Two rooms with a view this week. Different views, different prices but both worth a look around. The first is in Crouch End, north London and is a two bedroom flat on the top two floors of this large Victorian house which has been redesigned and is on the market with Brickworks for £775,000.
Seeing as the weather has been so springlike this week let’s look at this balcony first shall we? The flat, which is on the top floor of a house on top of a hill has views across to Alexandra Palace but is only a ten minute walk from the shops.
I could definitely imagine a lazy morning here – even in winter wrapped up in a coat and scarf – because you’d also get a great view of the annual firework display at Ally Pally from up here. Indeed the vendors said in the particulars that they would miss the panoramic views from the flat and added that even on a grey day they don’t have to turn the lights on upstairs.
To make the most of the views, the vendors moved the rooms around and installed this wall of crittal in the upstairs sitting room and living space. The bedrooms are on the floor below and there are also two bathrooms.
I talked yesterday about zoning an open plan space and this flat is a perfect example. Rather than putting the furniture round the edges of the room to maximise the space you have to put it in the middle. Or make individual pieces stand with their backs to each other so it’s not one huge room but a series of smaller areas that you don’t see all at once.I’m also not necessarily one for painted wooden furniture but the deep blue of this chest of drawers against the minimal monochrome colour palette of this flat could lead me to rethink that. Or maybe it’s just that shade of blue – what do you think?
Now moving on to something completely different. This is in the wonderfully named Clink Street in the City. It’s on with The Modern House and it costs £4,000,000 but if you want to feel like you were living in the middle of it all then this is the place to be. Rather than the leafy treetops towards Ally Pally, this is the glass and steel of the Square Mile. And it’s round too.
Down on the ground level it’s a dark and narrow street which used to house the notorious Clink Street Prison – hence the name in the clink. It was burned down in riots in 1780 but there is now a museum on the site. All of which is a far cry from this three bedroom penthouse, which has views of the River Thames and is set on the sixth and seventh floors of Victor Wharf.
The building was designed by architetect CZWG and consists of two four storey brick cubes with two shorter glass towers.
You arrive at the penthouse via a “leather-lined lift” which gives private access to the apartment. Once inside there are two bedrooms with built-in wardrobes, en suite bathrooms and access to the wraparound terrace. Further down the corridor is the master bedroom with its slate sink and glass brick wall.
Then you go upstairs to the seventh floor where you arrive in this huge curved living space with bespoke curved sofas by George Smith of Chelsea. And a word on curved sofas. I featured one from Graham & Green a few months ago. I think it’s a look that’s going to grow in popularity. It won’t work for everyone but if you don’t want the boxiness of a modular sofa and have a large knock through reception or even a wide square one it can be a great way of dividing the space in a subtle way rather than cutting it off with a rectangle or L-shaped sofa. Keep an eye out for them, prices vary enormously and it’s one to consider if you’re thinking of a refurb or need a new one.

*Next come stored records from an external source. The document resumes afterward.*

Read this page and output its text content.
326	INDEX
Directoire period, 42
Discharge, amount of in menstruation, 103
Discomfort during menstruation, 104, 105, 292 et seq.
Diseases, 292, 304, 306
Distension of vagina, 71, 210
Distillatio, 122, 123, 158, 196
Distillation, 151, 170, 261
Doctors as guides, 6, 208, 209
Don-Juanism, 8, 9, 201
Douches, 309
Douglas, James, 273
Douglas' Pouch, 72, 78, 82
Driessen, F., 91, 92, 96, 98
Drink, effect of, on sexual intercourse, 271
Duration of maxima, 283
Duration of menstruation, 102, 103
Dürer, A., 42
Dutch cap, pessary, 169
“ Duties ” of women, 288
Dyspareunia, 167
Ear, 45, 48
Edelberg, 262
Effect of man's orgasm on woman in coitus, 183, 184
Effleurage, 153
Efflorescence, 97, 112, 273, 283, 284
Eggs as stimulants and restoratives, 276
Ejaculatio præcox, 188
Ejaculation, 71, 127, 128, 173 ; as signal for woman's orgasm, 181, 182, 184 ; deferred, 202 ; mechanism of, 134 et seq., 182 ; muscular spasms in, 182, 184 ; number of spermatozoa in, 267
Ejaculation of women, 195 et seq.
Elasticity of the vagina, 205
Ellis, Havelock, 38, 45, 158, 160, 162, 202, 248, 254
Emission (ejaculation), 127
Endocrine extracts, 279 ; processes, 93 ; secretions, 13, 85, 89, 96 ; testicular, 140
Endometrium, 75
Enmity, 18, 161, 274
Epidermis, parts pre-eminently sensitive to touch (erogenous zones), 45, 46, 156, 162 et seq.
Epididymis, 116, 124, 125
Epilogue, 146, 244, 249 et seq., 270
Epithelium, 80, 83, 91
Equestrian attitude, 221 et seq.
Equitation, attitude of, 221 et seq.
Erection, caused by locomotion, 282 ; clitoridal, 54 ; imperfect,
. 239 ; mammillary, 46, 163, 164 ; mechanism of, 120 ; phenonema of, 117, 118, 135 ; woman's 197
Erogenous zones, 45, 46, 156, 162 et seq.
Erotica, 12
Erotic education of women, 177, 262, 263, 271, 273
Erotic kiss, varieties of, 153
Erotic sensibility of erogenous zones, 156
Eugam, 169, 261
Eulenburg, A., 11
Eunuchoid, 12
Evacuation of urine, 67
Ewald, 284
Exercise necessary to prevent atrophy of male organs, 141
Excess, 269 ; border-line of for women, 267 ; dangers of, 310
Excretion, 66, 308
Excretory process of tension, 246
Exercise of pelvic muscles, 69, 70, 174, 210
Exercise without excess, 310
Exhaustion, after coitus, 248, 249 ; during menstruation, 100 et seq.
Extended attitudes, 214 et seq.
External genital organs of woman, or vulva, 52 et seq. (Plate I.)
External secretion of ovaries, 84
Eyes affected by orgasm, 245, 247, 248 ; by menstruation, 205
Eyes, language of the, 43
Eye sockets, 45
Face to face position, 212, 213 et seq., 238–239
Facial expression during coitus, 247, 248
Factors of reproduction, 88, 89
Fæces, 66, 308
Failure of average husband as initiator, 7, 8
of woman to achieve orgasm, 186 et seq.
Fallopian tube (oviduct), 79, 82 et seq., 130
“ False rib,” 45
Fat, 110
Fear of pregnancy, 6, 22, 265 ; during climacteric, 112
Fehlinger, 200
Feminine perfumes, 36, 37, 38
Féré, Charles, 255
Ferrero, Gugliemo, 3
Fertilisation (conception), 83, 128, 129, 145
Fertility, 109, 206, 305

The kitchen and dining space are at the back of the building so they benefit from straight walls which is easier for both using and storing stuff.
So what do you think? I feel certain that many of you will prefer the first flat but there is something rather wonderful about this one don’t you think? I love the historic location of this – apparently the original building was the kitchen of the Bishop of Winchester’s London residence which stood for nearly 600 years before being destroyed by fire in 1814.
So, given elastic fantasy funds which is it to be this week? Modern or Period? Or weekdays in one and weekends in another?